Surveying the American Tropics
Title | Surveying the American Tropics PDF eBook |
Author | Maria Cristina Fumagalli |
Publisher | Oxford University Press |
Pages | 377 |
Release | 2013 |
Genre | Literary Criticism |
ISBN | 1846318904 |
A collection of essays from distinguished international scholars that explore the idea of a literary geography of the American Tropics.
Surveying the American Tropics
Title | Surveying the American Tropics PDF eBook |
Author | Maria Cristina Fumagalli |
Publisher | |
Pages | 377 |
Release | 2013-01-01 |
Genre | American literature |
ISBN | 9781846319983 |
A collection of essays from distinguished international scholars that explore the idea of a literary geography of the American Tropics.

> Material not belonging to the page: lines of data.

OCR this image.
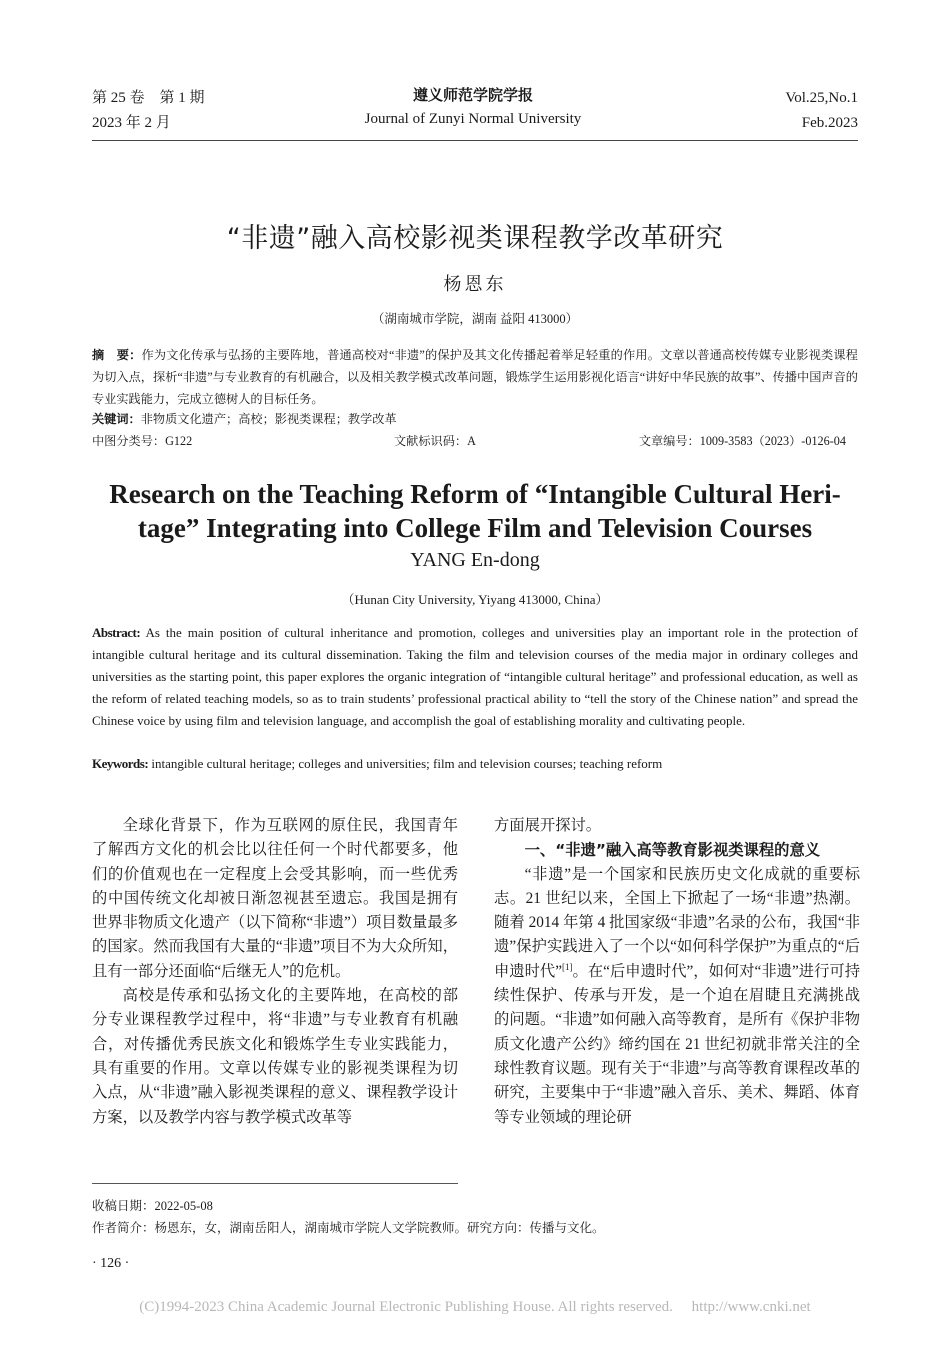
第 25 卷　第 1 期
2023 年 2 月
遵义师范学院学报
Journal of Zunyi Normal University
Vol.25,No.1
Feb.2023
“非遗”融入高校影视类课程教学改革研究
杨恩东
（湖南城市学院，湖南 益阳 413000）
摘　要：作为文化传承与弘扬的主要阵地，普通高校对“非遗”的保护及其文化传播起着举足轻重的作用。文章以普通高校传媒专业影视类课程为切入点，探析“非遗”与专业教育的有机融合，以及相关教学模式改革问题，锻炼学生运用影视化语言“讲好中华民族的故事”、传播中国声音的专业实践能力，完成立德树人的目标任务。
关键词：非物质文化遗产；高校；影视类课程；教学改革
中图分类号：G122	文献标识码：A	文章编号：1009-3583（2023）-0126-04
Research on the Teaching Reform of “Intangible Cultural Heri-
tage” Integrating into College Film and Television Courses
YANG En-dong
（Hunan City University, Yiyang 413000, China）
Abstract: As the main position of cultural inheritance and promotion, colleges and universities play an important role in the protection of intangible cultural heritage and its cultural dissemination. Taking the film and television courses of the media major in ordinary colleges and universities as the starting point, this paper explores the organic integration of “intangible cultural heritage” and professional education, as well as the reform of related teaching models, so as to train students’ professional practical ability to “tell the story of the Chinese nation” and spread the Chinese voice by using film and television language, and accomplish the goal of establishing morality and cultivating people.
Keywords: intangible cultural heritage; colleges and universities; film and television courses; teaching reform

全球化背景下，作为互联网的原住民，我国青年了解西方文化的机会比以往任何一个时代都要多，他们的价值观也在一定程度上会受其影响，而一些优秀的中国传统文化却被日渐忽视甚至遗忘。我国是拥有世界非物质文化遗产（以下简称“非遗”）项目数量最多的国家。然而我国有大量的“非遗”项目不为大众所知，且有一部分还面临“后继无人”的危机。

高校是传承和弘扬文化的主要阵地，在高校的部分专业课程教学过程中，将“非遗”与专业教育有机融合，对传播优秀民族文化和锻炼学生专业实践能力，具有重要的作用。文章以传媒专业的影视类课程为切入点，从“非遗”融入影视类课程的意义、课程教学设计方案，以及教学内容与教学模式改革等

方面展开探讨。

一、“非遗”融入高等教育影视类课程的意义

“非遗”是一个国家和民族历史文化成就的重要标志。21 世纪以来，全国上下掀起了一场“非遗”热潮。随着 2014 年第 4 批国家级“非遗”名录的公布，我国“非遗”保护实践进入了一个以“如何科学保护”为重点的“后申遗时代”[1]。在“后申遗时代”，如何对“非遗”进行可持续性保护、传承与开发，是一个迫在眉睫且充满挑战的问题。“非遗”如何融入高等教育，是所有《保护非物质文化遗产公约》缔约国在 21 世纪初就非常关注的全球性教育议题。现有关于“非遗”与高等教育课程改革的研究，主要集中于“非遗”融入音乐、美术、舞蹈、体育等专业领域的理论研

收稿日期：2022-05-08
作者简介：杨恩东，女，湖南岳阳人，湖南城市学院人文学院教师。研究方向：传播与文化。
· 126 ·
(C)1994-2023 China Academic Journal Electronic Publishing House. All rights reserved.　 http://www.cnki.net
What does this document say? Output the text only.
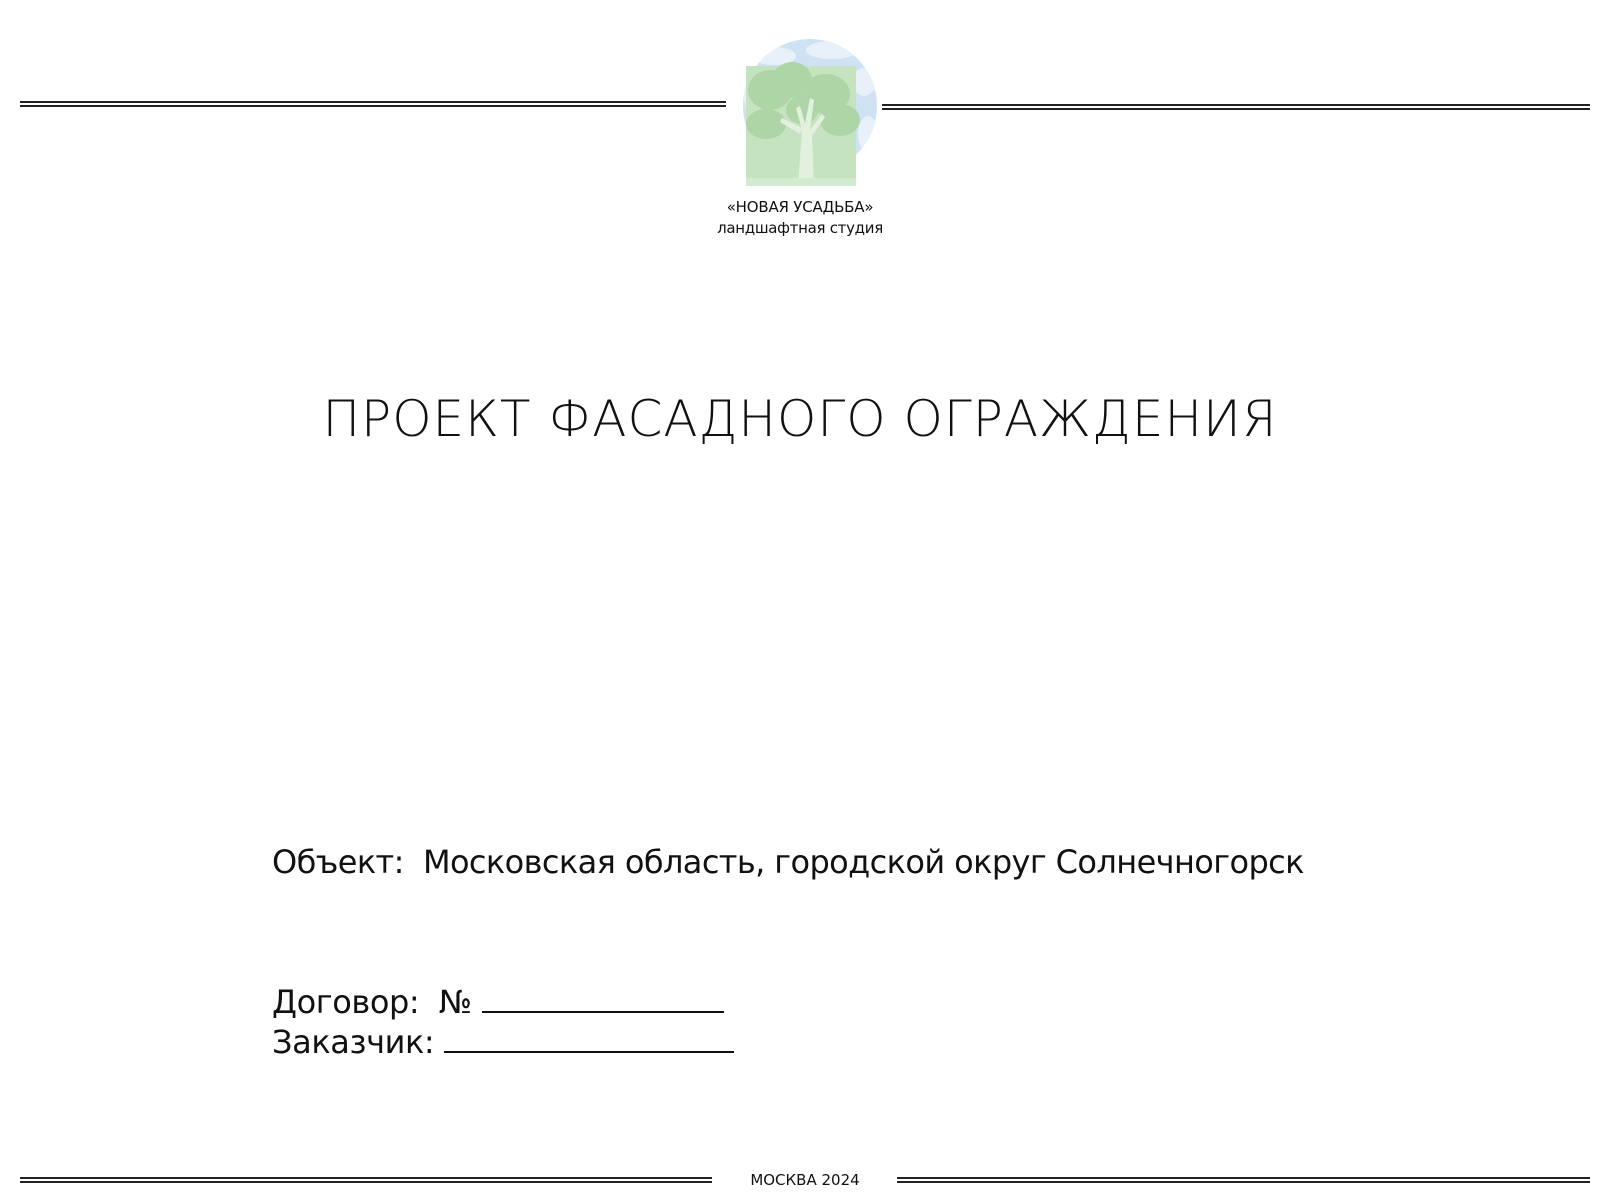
«НОВАЯ УСАДЬБА»
ландшафтная студия
ПРОЕКТ ФАСАДНОГО ОГРАЖДЕНИЯ
Объект: Московская область, городской округ Солнечногорск
Договор: №
Заказчик:
МОСКВА 2024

Survey of the Properties and Uses of Tropical American Woods
Title | Survey of the Properties and Uses of Tropical American Woods PDF eBook |
Author | Frederick F. Wangaard |
Publisher | |
Pages | 32 |
Release | 1955 |
Genre | |
ISBN |
Survey of American Foreign Relations: 1928
Title | Survey of American Foreign Relations: 1928 PDF eBook |
Author | Charles Prentice Howland |
Publisher | |
Pages | 638 |
Release | 1928 |
Genre | United States |
ISBN |
Survey of American Foreign Relations 1928-1931
Title | Survey of American Foreign Relations 1928-1931 PDF eBook |
Author | Charles Prentice Howland |
Publisher | |
Pages | 644 |
Release | 1928 |
Genre | United States |
ISBN |
American Tropics
Title | American Tropics PDF eBook |
Author | Megan Raby |
Publisher | UNC Press Books |
Pages | 337 |
Release | 2017-10-03 |
Genre | Nature |
ISBN | 1469635615 |
Biodiversity has been a key concept in international conservation since the 1980s, yet historians have paid little attention to its origins. Uncovering its roots in tropical fieldwork and the southward expansion of U.S. empire at the turn of the twentieth century, Megan Raby details how ecologists took advantage of growing U.S. landholdings in the circum-Caribbean by establishing permanent field stations for long-term, basic tropical research. From these outposts of U.S. science, a growing community of American "tropical biologists" developed both the key scientific concepts and the values embedded in the modern discourse of biodiversity. Considering U.S. biological fieldwork from the era of the Spanish-American War through the anticolonial movements of the 1960s and 1970s, this study combines the history of science, environmental history, and the history of U.S.–Caribbean and Latin American relations. In doing so, Raby sheds new light on the origins of contemporary scientific and environmentalist thought and brings to the forefront a surprisingly neglected history of twentieth-century U.S. science and empire.